G alpha 13 stimulates gene expression and increases cell size in cultured neonatal rat ventricular myocytes.

Abstract

Constitutively-active G alpha 13 causes permissive cell types to proliferate or undergo phenotypic transformation implying a role for G13 in the control of cell growth. Cardiac myocytes are terminally-differentiated cells which respond to growth stimuli by increasing in size rather than by cell division. The objective of this study was to determine whether constitutively-active G alpha 13 is able to induce a hypertrophic phenotype in cardiac myocytes. Cultured neonatal rat ventricular myocytes were transiently transfected with an expression vector (pRC/RSV) encoding wild-type G alpha 13 or constitutively-active G alpha 13Q226L. Effects on transcription were monitored by co-transfected luciferase (LUX) reporter genes under the control of promoters responsive to hypertrophic stimuli. Cell size was determined by planimetry. Transfection of neonatal myocytes with G alpha 13Q226L, but not wild-type G alpha 13, stimulated ANF638LUX and ANF3003LUX expression to 3.0 +/- 0.3- and 4.3 +/- 0.6-fold of the control, respectively. Likewise, G alpha 13Q226L stimulated vMLC250LUX and vMLC2700LUX expression to 3.9 +/- 1.0- and to 7.7 +/- 1.7-fold of controls, respectively, but there was relatively little effect of G alpha 13Q226L on c-fos-SRE- and beta-MHC promoter activity. The effects of G alpha 13Q226L on ANF3003LUX were inhibited by expression of C3 exoenzyme.

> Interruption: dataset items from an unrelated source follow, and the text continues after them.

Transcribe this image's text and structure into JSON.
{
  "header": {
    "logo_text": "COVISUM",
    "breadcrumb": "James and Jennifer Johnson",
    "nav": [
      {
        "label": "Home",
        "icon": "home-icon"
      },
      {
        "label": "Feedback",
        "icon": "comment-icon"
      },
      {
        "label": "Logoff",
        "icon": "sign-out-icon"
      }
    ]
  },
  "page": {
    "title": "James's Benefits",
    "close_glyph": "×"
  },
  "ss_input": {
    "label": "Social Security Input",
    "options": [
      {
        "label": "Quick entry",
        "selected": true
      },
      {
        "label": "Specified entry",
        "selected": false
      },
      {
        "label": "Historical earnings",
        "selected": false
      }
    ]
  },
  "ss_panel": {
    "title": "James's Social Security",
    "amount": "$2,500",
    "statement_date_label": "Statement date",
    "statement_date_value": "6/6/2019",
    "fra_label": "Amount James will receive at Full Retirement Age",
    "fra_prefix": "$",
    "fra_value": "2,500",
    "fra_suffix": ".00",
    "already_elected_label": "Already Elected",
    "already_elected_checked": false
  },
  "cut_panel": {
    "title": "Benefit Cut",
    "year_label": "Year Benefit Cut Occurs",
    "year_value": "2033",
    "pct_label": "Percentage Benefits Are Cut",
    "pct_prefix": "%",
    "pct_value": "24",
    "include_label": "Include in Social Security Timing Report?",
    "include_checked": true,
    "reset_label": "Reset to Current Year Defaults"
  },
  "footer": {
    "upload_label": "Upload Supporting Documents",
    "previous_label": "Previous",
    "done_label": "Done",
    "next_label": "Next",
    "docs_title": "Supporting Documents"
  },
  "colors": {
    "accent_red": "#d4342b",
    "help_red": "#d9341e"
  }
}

Wild-type G alpha 13 and G alpha 13Q226L increased myocyte area from 869 +/- 43 micron 2 in control tranfections to 1287 +/- 64 micron 2 and 1278 +/- 59 microns, respectively. We conclude that G alpha 13Q226L is able to induce gene expression and morphological changes associated with a hypertrophic response in cardiac myocytes and that the transcriptional effects may be mediated through a Rho-dependent mechanism.